Et bien, tu vois parfaitement ! Les faits sont là : tangibles, indélébiles. Tu ne mérites l’attention de personne, aucun amour. Tu es née, ainsi, dans le désamour. Et au bout de 48 années, tu n’as toujours pas compris le dégoût que tu inspires. Et tu oses aspirer au silence et à l’indifférence des autres. Oui, ce serait idéal pour toi. Mais tu ne le mérites pas, tant tu es abjecte. Permets moi de te rappeler que cela ne va pas aller en s’arrangeant.

Tu sais bien que j’ai choisi la voie de l’écriture et ai définitivement abandonné le monde des hommes, puisque je ne suis plus une femme, ni même, un être humain. Je ne suis que néant et vide. Je ne « suis » pas, je n’existe pas.
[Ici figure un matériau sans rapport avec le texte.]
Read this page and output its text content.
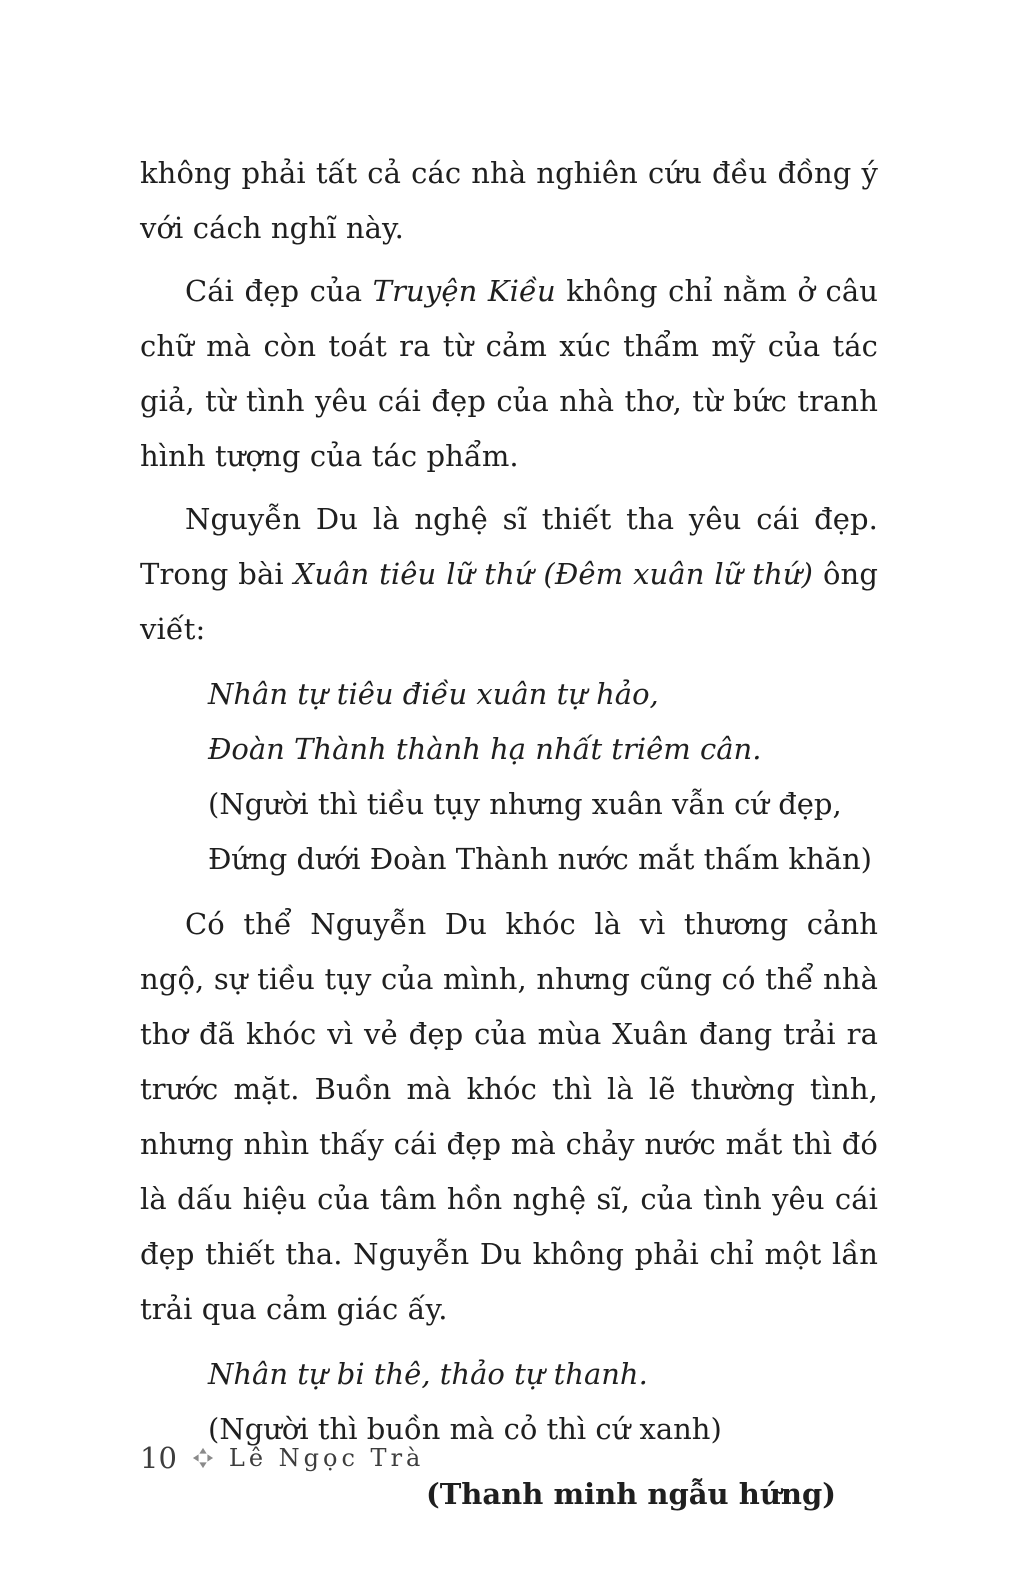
không phải tất cả các nhà nghiên cứu đều đồng ý với cách nghĩ này.

Cái đẹp của Truyện Kiều không chỉ nằm ở câu chữ mà còn toát ra từ cảm xúc thẩm mỹ của tác giả, từ tình yêu cái đẹp của nhà thơ, từ bức tranh hình tượng của tác phẩm.

Nguyễn Du là nghệ sĩ thiết tha yêu cái đẹp. Trong bài Xuân tiêu lữ thứ (Đêm xuân lữ thứ) ông viết:

Nhân tự tiêu điều xuân tự hảo,
Đoàn Thành thành hạ nhất triêm cân.
(Người thì tiều tụy nhưng xuân vẫn cứ đẹp,
Đứng dưới Đoàn Thành nước mắt thấm khăn)

Có thể Nguyễn Du khóc là vì thương cảnh ngộ, sự tiều tụy của mình, nhưng cũng có thể nhà thơ đã khóc vì vẻ đẹp của mùa Xuân đang trải ra trước mặt. Buồn mà khóc thì là lẽ thường tình, nhưng nhìn thấy cái đẹp mà chảy nước mắt thì đó là dấu hiệu của tâm hồn nghệ sĩ, của tình yêu cái đẹp thiết tha. Nguyễn Du không phải chỉ một lần trải qua cảm giác ấy.

Nhân tự bi thê, thảo tự thanh.
(Người thì buồn mà cỏ thì cứ xanh)

(Thanh minh ngẫu hứng)

10 Lê Ngọc Trà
Bon,… pourrais-tu passer, s’il te plaît, à un sujet plus captivant ? 

*****

Mes vacances ! mes désirs d’écriture, mes folies d’évasion, « m’esperdre »! J’ai rêvé de désirs de folies cette nuit.

Raconte …. 

J’imagine, je dessine mon voyage en Italie. Je vais me retirer dans cet ancien palais, pendant plus d’une semaine. Bien sûr, je vais écrire, sur tous ces projets d’écriture qui arrivent !

Mais il me faut réaliser mes rêves, me reposer tant la fatigue m’a envahie, tant je souffre de ma condition humaine nulle, vide, obsolète.

Je vais « voler » au dessus de la péninsule Amalfitaine. J’approcherai la Villa Malaparte, non pas comme en 2009, par ce sentier terrestre, mais par la voie des airs : je vais aller à la conquête de cette villa sublime, en nageant dans l’espace !

En 2009, j’avais revu le Mépris, et j’avais adoré cette scène où Fritz Lang et Michel Piccoli rejoignent la villa par ce sentier magique, un sentier du plaisir !

J’ai décidé de longer cette côte à flanc de falaise, nager dans les airs, sur cette arête au bord du vide, dans la solitude qui m’accompagne. Personne ne m’en empêchera. Tu me connais : lorsque j’ai ce genre de désir en tête, ces désirs qui s’achètent, je vis mes folies et mes rêves !

Et puis, je vais écrire sur cette Terrasse de l’Infini que j’aurai pour moi seule.

Je scruterai le chemin parcouru par les ombres des statues sur le sol et je les accompagnerai lorsqu’elles quitteront la terrasse, pour se renverser, « s’esperdre » dans le vide, en fin d’après midi.

Cet endroit est une ruine aussi symbolique à mes yeux que celles de Baalbek.

Je ressens déjà ce vide que je suis et qui m’attend.

Oui, je te suis complètement, car ce vide, dans lequel tu vas te renverser, chaque jour, de ce séjour divin, est fait paradoxalement de plénitude ! 

*****

Et pourquoi ne parles-tu pas de ton voyage au Liban ? 

Tu sais parfaitement que je rêvais de retourner en Syrie. Je sais qu’il est paradoxal de dire cela : même si je ne suis rien, mon instinct de survie n’a pas totalement disparu, ne m’a pas conduit à cette folie ! Donc certes, je retourne au Liban, mais il n’y a pas que le Liban qui me fascine.

Ce voyage est bien trop loin devant moi. Il me semble à la fois tangible et improbable.

Comme je ne suis rien, n’existe pas, que ma liberté est totale, entière, je considère que je ne prends aucun risque à me rendre dans ce pays splendide, pour sublimer mon imaginaire. J’irai quoi qu’il arrive.

Il me faut découvrir davantage ce pays. J’ai besoin de retrouver l’aridité, me nourrir de sa beauté et vivre l’état de jouissance, de plaisir qu’elle me procure. Je veux me sentir à nouveau aérienne, rejoindre l’état d’extase, que j’ai vécu l’an passé.